Monaco | Tribunal du travail, 27 septembre 2001, c GE c/ la SAM EURO SERV MANAGEMENT


Abstract

Rupture anticipée d'un contrat à durée déterminée - Conditions - Initiative de la rupture

Résumé

Un contrat à durée déterminée ne peut cesser avant terme, par la volonté d'une seule partie, que pour de justes motifs ou dans le cas de faute grave, de force majeure ou dans ceux prévus au contrat ou déterminés par le règlement intérieur.

Un conseiller de clientèle embauché pour une durée déterminée d'une année à compter du 29 mai 2000, est licencié par lettre en date du 30 aout 2000. Il soutient avoir été invité à quitter les lieux

par la directrice de la société tandis que l'employeur allègue un abandon de poste délibéré.

Le Tr...

Abstract

Rupture anticipée d'un contrat à durée déterminée - Conditions - Initiative de la rupture

Résumé

Un contrat à durée déterminée ne peut cesser avant terme, par la volonté d'une seule partie, que pour de justes motifs ou dans le cas de faute grave, de force majeure ou dans ceux prévus au contrat ou déterminés par le règlement intérieur.

Un conseiller de clientèle embauché pour une durée déterminée d'une année à compter du 29 mai 2000, est licencié par lettre en date du 30 aout 2000. Il soutient avoir été invité à quitter les lieux par la directrice de la société tandis que l'employeur allègue un abandon de poste délibéré.

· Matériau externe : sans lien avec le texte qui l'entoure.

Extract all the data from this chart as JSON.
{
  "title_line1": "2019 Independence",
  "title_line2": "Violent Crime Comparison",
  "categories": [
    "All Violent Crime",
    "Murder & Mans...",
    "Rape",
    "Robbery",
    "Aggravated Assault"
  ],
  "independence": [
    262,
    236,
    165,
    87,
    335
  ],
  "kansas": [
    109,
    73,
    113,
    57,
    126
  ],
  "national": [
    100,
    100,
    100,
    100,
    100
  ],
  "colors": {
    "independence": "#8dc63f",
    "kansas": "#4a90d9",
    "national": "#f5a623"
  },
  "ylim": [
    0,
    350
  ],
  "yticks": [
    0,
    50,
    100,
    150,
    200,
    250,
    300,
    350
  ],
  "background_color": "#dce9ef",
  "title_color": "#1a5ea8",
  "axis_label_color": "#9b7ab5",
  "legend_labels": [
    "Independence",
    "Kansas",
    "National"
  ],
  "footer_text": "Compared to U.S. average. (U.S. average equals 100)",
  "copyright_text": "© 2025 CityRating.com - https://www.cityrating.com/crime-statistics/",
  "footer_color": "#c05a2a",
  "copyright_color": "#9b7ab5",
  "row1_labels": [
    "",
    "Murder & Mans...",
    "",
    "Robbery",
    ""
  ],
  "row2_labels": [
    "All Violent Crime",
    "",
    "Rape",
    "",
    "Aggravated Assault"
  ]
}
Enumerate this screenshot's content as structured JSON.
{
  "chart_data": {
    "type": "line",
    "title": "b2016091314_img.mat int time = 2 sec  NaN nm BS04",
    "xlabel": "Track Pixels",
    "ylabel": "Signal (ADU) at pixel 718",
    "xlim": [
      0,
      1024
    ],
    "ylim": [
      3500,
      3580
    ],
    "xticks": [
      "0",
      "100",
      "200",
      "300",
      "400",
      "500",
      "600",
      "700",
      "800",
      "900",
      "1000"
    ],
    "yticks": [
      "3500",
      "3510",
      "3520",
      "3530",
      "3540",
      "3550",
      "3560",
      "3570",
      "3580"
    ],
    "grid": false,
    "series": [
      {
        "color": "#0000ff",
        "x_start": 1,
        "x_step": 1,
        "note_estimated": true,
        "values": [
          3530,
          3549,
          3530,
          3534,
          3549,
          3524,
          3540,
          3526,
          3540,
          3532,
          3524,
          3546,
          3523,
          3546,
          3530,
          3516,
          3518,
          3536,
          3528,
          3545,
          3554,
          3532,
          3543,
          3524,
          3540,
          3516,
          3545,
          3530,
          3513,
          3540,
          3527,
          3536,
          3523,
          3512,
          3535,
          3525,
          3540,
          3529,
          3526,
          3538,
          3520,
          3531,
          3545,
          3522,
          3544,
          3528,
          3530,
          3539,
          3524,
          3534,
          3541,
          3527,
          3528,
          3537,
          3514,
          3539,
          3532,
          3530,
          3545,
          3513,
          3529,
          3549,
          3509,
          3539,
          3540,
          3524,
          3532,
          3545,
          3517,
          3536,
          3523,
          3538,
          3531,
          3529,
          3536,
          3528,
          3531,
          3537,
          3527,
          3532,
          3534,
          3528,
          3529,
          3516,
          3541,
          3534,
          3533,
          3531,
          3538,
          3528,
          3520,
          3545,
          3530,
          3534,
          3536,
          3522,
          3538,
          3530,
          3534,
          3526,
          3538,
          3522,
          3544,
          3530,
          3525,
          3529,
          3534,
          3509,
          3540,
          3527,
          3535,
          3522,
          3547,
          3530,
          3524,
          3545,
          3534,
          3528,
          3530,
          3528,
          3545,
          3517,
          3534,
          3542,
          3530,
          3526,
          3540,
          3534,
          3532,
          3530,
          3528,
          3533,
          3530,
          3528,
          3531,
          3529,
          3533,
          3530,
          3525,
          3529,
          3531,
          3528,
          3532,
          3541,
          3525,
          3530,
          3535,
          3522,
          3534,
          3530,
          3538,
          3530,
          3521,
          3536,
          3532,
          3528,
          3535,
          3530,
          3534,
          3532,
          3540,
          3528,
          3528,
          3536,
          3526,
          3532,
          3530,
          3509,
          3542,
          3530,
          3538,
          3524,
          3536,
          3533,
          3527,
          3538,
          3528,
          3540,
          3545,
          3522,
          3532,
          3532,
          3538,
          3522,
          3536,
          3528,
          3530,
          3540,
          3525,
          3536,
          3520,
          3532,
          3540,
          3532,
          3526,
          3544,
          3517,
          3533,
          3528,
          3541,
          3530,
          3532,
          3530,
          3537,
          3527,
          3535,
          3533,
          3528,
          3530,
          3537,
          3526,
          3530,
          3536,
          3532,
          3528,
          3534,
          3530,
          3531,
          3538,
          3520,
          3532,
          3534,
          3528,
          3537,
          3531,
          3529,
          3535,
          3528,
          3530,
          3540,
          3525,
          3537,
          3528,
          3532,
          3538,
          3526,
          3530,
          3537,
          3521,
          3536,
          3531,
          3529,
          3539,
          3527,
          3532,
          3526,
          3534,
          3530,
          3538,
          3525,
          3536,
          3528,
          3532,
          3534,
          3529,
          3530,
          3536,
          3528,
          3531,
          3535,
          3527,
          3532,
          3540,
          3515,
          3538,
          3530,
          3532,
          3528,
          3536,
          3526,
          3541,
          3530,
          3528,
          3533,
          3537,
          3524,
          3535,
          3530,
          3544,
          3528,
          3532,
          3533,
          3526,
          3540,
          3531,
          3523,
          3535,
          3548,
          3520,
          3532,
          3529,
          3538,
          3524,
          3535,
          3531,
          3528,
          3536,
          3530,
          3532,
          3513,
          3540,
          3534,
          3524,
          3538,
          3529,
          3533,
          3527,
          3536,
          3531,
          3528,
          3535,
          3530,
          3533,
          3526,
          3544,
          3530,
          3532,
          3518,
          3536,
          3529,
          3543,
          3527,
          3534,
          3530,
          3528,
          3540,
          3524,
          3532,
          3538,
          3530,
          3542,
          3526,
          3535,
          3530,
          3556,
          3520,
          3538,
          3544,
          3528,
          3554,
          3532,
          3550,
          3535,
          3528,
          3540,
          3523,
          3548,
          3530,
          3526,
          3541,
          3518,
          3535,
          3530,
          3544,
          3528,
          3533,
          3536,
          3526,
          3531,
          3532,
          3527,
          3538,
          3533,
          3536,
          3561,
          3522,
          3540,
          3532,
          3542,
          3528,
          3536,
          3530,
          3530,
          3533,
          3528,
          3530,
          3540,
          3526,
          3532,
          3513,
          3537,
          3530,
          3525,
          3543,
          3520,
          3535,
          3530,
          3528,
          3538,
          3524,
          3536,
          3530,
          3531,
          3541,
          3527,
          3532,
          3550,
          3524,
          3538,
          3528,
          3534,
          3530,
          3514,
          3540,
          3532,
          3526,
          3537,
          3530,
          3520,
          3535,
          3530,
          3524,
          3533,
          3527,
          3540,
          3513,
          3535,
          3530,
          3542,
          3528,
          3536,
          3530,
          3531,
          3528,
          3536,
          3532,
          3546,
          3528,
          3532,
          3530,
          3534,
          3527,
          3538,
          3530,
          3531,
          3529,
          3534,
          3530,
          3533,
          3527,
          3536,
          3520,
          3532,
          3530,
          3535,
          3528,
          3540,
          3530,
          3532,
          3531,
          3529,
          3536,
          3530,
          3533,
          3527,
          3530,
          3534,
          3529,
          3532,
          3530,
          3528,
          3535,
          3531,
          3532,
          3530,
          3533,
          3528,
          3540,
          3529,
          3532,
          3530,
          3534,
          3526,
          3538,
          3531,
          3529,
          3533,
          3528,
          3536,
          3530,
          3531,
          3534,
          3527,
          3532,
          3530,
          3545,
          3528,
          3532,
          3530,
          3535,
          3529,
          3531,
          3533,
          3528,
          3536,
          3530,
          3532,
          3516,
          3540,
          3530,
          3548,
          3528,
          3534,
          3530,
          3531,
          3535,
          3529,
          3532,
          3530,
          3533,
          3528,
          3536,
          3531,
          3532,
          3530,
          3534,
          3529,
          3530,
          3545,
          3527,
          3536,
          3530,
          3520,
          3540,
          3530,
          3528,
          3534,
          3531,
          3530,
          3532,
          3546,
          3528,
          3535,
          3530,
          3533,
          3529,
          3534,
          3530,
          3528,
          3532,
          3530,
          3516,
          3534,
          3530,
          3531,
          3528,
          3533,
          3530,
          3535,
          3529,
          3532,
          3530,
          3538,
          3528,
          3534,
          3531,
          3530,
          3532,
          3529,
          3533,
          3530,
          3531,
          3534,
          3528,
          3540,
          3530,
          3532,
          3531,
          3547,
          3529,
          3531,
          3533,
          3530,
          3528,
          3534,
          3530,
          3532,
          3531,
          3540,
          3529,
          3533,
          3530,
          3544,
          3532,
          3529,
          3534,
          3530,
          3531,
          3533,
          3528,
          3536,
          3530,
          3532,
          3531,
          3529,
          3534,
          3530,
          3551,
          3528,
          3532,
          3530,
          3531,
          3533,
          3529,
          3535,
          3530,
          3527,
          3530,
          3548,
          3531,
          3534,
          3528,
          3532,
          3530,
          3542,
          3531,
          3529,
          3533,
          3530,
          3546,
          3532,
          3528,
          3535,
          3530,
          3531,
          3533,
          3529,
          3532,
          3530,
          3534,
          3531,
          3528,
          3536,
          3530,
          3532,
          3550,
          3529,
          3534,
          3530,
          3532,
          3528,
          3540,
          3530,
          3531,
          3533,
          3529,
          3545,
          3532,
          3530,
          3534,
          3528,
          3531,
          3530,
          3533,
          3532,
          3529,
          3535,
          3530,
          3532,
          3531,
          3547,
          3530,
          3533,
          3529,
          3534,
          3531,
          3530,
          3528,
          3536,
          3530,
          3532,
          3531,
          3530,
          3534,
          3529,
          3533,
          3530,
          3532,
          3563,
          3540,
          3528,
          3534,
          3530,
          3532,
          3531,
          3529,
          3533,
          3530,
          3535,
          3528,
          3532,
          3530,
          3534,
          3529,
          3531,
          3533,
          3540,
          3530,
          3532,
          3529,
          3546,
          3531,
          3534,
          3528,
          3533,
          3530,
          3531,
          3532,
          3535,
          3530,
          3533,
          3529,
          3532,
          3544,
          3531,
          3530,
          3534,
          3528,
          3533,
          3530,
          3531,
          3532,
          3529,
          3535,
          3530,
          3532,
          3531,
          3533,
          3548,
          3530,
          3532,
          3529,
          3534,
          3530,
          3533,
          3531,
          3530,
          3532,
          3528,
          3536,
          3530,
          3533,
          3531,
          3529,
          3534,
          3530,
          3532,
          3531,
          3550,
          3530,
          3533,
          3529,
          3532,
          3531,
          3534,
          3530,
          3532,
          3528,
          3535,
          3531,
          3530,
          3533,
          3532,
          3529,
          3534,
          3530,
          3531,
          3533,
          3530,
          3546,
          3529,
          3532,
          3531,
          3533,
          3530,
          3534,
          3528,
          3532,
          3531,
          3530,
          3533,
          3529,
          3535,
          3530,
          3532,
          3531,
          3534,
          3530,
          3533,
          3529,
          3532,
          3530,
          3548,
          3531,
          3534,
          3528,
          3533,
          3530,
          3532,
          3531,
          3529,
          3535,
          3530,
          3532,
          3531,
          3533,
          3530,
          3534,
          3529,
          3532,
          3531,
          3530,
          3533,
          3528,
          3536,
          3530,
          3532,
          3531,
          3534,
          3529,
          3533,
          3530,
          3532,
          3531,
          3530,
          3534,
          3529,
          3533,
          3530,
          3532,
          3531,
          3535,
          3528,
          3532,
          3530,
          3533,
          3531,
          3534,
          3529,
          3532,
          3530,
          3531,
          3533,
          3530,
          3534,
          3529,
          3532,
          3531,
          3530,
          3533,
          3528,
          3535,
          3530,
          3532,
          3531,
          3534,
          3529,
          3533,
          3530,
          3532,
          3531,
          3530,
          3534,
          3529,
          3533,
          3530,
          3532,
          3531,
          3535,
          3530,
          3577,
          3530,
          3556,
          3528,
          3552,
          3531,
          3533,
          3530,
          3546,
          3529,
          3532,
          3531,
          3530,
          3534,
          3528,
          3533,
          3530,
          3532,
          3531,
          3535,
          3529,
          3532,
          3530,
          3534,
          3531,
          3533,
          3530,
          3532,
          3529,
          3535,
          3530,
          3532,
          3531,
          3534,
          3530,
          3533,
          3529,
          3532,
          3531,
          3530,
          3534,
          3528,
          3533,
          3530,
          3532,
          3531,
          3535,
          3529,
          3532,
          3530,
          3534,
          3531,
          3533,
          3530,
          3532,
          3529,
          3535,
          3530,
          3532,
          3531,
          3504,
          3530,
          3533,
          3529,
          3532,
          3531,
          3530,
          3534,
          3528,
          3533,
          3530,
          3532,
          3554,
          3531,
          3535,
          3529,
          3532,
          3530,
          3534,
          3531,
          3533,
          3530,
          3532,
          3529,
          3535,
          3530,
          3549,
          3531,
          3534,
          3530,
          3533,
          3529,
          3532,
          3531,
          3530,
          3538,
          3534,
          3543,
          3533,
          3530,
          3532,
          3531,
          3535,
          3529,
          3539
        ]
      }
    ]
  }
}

Le Tribunal constate que pour rapporter la preuve dont la charge lui incombe de la réalité de l'abandon de poste que le salarié conteste formellement, l'employeur verse aux débats des attestations qui ne permettent pas d'établir l'effectivité de cette faute. La rupture anticipée du contrat de travail à durée déterminée présente ainsi un caractère illégitime. Par ailleurs, la SAM E.S.M. ayant demandé, au précédent employeur, des informations sur « la discipline, l'honnêteté et l'intégrité »du salarié, sous prétexte d'une prétendue embauche alors que la rupture était déjà consommée et qu'elle cherchait en réalité à obtenir a postériori des éléments lui permettant de motiver sa décision, la SAM E.S.M. a fait preuve d'une attitude particulièrement déloyale qui, ajoutée à la brutalité de la rupture, confère à celle-ci un caractère abusif. Une somme de 30.000 F à titre de dommages et intérêts est allouée par le Tribunal.

Motifs

LE TRIBUNAL,

Après en avoir délibéré conformément à la loi,

Vu la requête introductive d'instance en date du 18 septembre 2000 ;

Vu les convocations à comparaître par-devant le Bureau de Jugement du Tribunal du travail, suivant lettres recommandées avec avis de réception en date du 3 octobre 2000 ;

Vu les conclusions déposées par Monsieur c GE, en personne, en date des 9 novembre 2000 et 10 janvier 2001 ;

Vu les conclusions déposées par Maître Christiane PALMERO, avocat-défenseur, au nom de la SOCIÉTÉ ANONYME MONÉGASQUE EURO SERV MANAGEMENT, en date des 14 décembre 2000 et 8 mars 2001 ;

Après avoir entendu Monsieur c GE, comparaissant en personne, en ses observations et explications ;

et Maître Christiane PALMERO, avocat-défenseur près la Cour d'Appel de Monaco au nom de la SOCIÉTÉ ANONYME MONÉGASQUE EURO SERV MANAGEMENT, en sa plaidoirie ;

Vu les pièces du dossier ;

Aux termes d'une lettre d'embauche en date du 10 mai 2000, c GE a été engagé par la SAM EURO SERV MANAGEMENT en qualité de conseiller de clientèle pour une durée déterminée d'une année « éventuellement renouvelable », commençant à courir le 29 mai 2000 pour se terminer le 31 mai 2001, moyennant paiement d'une rémunération mensuelle de 10.000,00 F.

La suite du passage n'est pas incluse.